Cette situation a été discutée en C.E.A, avec le papa, l'enfant et d'autres membres du collectif. Les faits objectivement posés, ce fut un moment riche d'arguments, d'écoute et d'intelligence, duquel chacun est ressorti ravi. Il a été décidé que les règles âgisme (qui protège les individus de toute discrimination liée à l'âge) et empêchement (qui spécifie que chaque personne peut mener l'activité qu'elle souhaite sans en être empêchée) n'étaient pas respectées. Plusieurs mois sont passés, et pas plus tard qu'hier, alors que j'écrivais cet article, j'ai vu cette enfant faire un tour dans la cuisine en plein après-midi, observer avec gourmandise le contenu de nos différents placards, et sortir avec un demi concombre à la main, en croquant dedans avec une exquise satisfaction.

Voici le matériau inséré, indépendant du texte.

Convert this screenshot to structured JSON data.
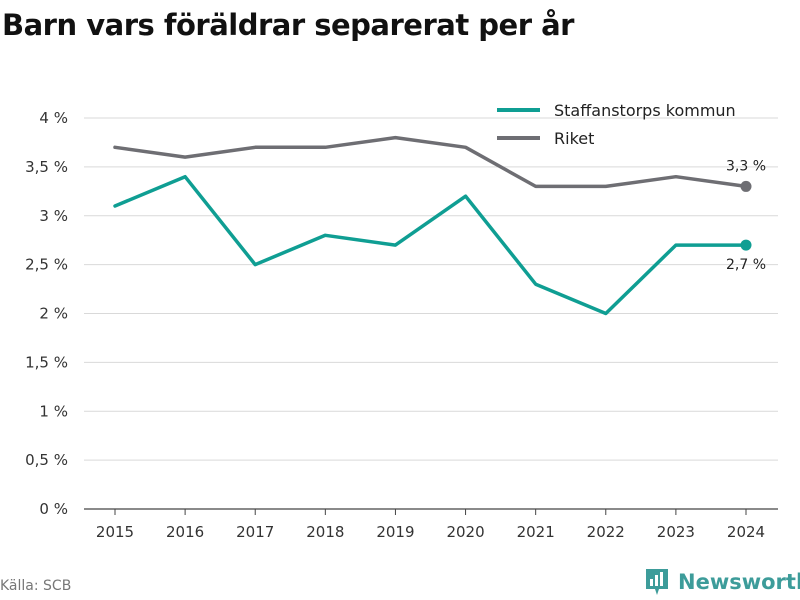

Nous avons ici vu un enfant devenir végétarien (à la grande surprise de ses parents), un autre se mettre à manger des soupes d'orties comme repas unique pendant plusieurs jours, d'autres cesser de manger aux repas cuisinés pour croquer ça et là des fruits et légumes, d'autres encore tester d'improbables mélanges avec une grande satisfaction (ah, les tartines chocolat-fromage !).
Tout ceci comme conséquence de la possibilité d'apprendre à se connaître, sans être limité par une autorité extérieure arbitraire.

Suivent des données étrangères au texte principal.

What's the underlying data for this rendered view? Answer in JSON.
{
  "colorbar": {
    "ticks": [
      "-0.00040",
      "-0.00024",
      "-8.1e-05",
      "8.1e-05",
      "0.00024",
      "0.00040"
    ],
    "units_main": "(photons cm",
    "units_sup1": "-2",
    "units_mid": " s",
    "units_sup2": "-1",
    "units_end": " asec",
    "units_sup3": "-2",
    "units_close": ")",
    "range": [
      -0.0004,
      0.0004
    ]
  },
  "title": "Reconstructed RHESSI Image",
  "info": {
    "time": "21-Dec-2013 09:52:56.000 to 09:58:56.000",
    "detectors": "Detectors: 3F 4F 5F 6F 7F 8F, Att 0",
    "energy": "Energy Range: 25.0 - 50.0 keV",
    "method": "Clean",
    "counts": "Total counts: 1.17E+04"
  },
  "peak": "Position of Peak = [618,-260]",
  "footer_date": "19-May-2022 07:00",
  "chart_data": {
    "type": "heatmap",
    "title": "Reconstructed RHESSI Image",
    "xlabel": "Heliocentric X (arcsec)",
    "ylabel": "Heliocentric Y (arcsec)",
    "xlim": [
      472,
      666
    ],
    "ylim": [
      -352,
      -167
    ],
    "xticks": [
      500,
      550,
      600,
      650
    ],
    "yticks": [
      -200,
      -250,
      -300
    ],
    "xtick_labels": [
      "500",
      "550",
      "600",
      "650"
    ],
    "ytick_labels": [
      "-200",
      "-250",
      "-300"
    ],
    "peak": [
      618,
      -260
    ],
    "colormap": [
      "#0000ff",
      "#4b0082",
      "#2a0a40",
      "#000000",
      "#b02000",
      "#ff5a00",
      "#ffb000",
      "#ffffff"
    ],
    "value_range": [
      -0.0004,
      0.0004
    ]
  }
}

Cela m'évoque un autre cas typique. A un moment donné, je demandais régulièrement à Isaya, mon fils, de se laver. Comme il ne le faisait pas autant que ce que je pensais être nécessaire, je réitérais ma demande, insistait, pendant plusieurs jours, jusqu'à ce qu'il cède.
Mon fils a alors saisi le C.E.A, et c'est avec beaucoup de joie que j'ai reconnu avec les autres que la règle « harcèlement » était ici en jeu (la règle âgisme n'existait pas encore, mais elle aurait pu être évoquée... Jamais je n'aurais dit cela à quelqu'un d'autre, bien que plusieurs adultes au village étaient lancés dans la démarche de ne plus utiliser de savon ni de shampoing et de moins se laver : je me serais sentie tellement intrusive ! Surtout que je ne subissais aucun désagrément lié à cette démarche). Ce qui est génial, c'est que je me suis aperçue ensuite qu'Isaya ne sentait pas mauvais, ni n'avait de problème de peau, au contraire. Ses cheveux également étaient magnifiques. Bel apprentissage pour moi !

 

Mais alors, que reste-t-il de la relation parent-enfant ?

Eh bien justement, il reste l'essentiel, qui a enfin la place de se révéler dans toute sa splendeur. Je vois ici se tisser de véritables relations d'être à être entre adultes et enfants, horizontales.
Des êtres qui se permettent d'être eux-mêmes, apprennent réellement à se connaître et à s'apprécier.
Combien de parents ne connaissent pas vraiment leurs enfants, dans ce qui les fait vibrer, leur façon singulière d'être au monde, au delà du rôle « d'enfant de » ? Vous-même, étiez-vous avec vos parents dans une relation de respect et de confiance dans laquelle vous vous connaissiez mutuellement en profondeur ? Également, le fait de questionner et d'élargir l'autorité parentale, loin d'amoindrir la force de la particularité du lien entre un parent et son enfant, ne fait que la renforcer. L'amour qui unit ces deux personnes est immuable, et ne se dilue d'aucune manière dans un collectif.

 

Et puis...

Être parent dans un village Sudbury c'est aussi être disponible, avoir du temps à passer seul et avec l'autre. C'est bénéficier de la présence de personnes de tous les âges, tous uniques et tous bienveillants. C'est voir son enfant déployer ses ailes sans limite à leur envergure, lui offrir le cadeau de la liberté. C'est être prêt à voir évoluer, sans cesse, notre vision des choses.

Bref, c'est une aventure passionnante et extraordinaire.